[<prev] [next>] [<thread-prev] [thread-next>] [day] [month] [year] [list]
Message-ID: <CAHk-=wh8zOnTN17XcGfnfihGgM5R5XG71qP+V54iLqBgZON4hw@mail.gmail.com>
Date: Mon, 11 May 2020 13:01:13 -0700
From: Linus Torvalds <torvalds@...ux-foundation.org>
To: Nick Desaulniers <ndesaulniers@...gle.com>
Cc: Thomas Gleixner <tglx@...utronix.de>,
Ingo Molnar <mingo@...hat.com>, Borislav Petkov <bp@...en8.de>,
David Woodhouse <dwmw2@...radead.org>,
Arnd Bergmann <arnd@...db.de>,
Dmitry Golovin <dima@...ovin.in>,
Dennis Zhou <dennis@...nel.org>, Tejun Heo <tj@...nel.org>,
Christoph Lameter <cl@...ux.com>,
"maintainer:X86 ARCHITECTURE (32-BIT AND 64-BIT)" <x86@...nel.org>,
"H. Peter Anvin" <hpa@...or.com>,
Al Viro <viro@...iv.linux.org.uk>,
Josh Poimboeuf <jpoimboe@...hat.com>,
Masami Hiramatsu <mhiramat@...nel.org>,
Peter Zijlstra <peterz@...radead.org>,
LKML <linux-kernel@...r.kernel.org>,
clang-built-linux <clang-built-linux@...glegroups.com>
Subject: Re: [PATCH] x86: support i386 with Clang
On Mon, May 11, 2020 at 12:52 PM Nick Desaulniers
<ndesaulniers@...gle.com> wrote:
>
> Interesting approach. Researching __builtin_choose_expr, it looks
> like it was cited as prior art for C11's _Generic keyword.

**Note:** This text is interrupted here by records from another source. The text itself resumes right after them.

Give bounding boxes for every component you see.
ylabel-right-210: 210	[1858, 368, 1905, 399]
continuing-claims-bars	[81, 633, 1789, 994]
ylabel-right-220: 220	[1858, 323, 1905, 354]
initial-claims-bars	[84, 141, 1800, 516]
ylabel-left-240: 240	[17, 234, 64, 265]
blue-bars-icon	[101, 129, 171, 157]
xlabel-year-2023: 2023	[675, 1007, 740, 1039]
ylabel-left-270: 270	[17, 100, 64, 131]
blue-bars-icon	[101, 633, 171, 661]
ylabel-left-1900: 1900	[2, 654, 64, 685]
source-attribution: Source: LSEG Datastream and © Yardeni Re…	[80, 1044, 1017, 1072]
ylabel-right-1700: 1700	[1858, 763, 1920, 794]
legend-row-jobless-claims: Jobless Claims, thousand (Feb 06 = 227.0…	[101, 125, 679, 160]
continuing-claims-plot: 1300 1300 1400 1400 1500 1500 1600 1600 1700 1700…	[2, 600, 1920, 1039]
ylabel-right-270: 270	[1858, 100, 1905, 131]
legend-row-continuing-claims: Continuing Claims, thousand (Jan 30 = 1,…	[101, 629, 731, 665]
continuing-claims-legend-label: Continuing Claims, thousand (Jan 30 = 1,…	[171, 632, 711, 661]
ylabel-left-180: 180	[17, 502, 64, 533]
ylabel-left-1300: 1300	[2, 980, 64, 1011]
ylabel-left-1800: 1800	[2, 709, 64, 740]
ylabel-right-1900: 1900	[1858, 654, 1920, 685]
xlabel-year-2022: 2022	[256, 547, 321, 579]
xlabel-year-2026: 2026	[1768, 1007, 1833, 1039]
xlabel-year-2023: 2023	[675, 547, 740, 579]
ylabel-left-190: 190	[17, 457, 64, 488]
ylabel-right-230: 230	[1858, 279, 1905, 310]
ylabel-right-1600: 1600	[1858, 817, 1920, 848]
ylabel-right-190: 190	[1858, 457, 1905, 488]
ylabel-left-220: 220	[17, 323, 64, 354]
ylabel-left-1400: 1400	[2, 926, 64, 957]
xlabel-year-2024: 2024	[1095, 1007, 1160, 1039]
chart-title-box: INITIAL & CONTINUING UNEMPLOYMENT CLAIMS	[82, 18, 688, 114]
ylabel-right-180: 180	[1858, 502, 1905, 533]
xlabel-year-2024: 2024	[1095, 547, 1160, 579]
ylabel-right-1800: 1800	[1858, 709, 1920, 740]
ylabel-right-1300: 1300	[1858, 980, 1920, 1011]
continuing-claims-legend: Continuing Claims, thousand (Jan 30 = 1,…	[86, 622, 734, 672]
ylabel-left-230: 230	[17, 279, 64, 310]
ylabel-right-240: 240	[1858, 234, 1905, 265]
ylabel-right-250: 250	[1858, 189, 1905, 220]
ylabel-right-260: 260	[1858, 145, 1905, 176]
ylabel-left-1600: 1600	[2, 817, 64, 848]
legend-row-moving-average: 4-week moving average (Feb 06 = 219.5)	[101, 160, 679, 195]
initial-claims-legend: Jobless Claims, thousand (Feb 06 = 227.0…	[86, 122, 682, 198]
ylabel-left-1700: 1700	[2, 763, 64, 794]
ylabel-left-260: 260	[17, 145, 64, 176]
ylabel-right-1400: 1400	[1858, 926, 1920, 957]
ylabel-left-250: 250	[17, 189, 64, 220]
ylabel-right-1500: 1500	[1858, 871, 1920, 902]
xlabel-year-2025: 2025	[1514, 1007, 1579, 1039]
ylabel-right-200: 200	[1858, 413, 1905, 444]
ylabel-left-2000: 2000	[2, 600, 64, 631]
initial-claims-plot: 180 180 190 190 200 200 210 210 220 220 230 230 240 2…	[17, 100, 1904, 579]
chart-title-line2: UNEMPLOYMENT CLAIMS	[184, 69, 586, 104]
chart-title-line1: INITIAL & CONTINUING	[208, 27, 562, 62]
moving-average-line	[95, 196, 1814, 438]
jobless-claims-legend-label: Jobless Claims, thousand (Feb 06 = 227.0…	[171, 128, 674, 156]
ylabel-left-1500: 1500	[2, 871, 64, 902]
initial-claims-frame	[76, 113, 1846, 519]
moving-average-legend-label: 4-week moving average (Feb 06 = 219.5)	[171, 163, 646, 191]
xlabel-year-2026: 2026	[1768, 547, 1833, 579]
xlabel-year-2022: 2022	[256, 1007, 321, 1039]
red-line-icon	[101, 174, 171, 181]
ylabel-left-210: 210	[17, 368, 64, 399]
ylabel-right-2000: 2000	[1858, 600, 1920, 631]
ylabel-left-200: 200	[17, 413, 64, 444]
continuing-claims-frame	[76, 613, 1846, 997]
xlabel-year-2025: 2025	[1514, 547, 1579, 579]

Well, the thing that made me think that __builtin_choose_expr() would
work is that unlike the switch statement, you absolutely _have_ to do
the choice in the front end. You can't leave it as some kind of
optimization for later phases, because the choice od expression ends
up also determining the type of the result, so it isn't just a local
choice - it affects everything around that expression.
But clang still doesn't like that "qi" constraint with a (non-chosen)
expression that has a "u64" type.
I guess we can take the stupid extra cast, but I think it would at
least need a comment (maybe through a helper function) about why "qi"
needs it, but "ri" does not, and why the cast to "unsigned long" is
needed, even though "clearly" the type is already just 8 bits.
Otherwise somebody will just remove that "obviously pointless" cast,
and gcc will eat the result happily, and clang will fail.
And nobody will notice for a while anyway, because this issue only
happens on 32-bit targets, and developers don't use those any more.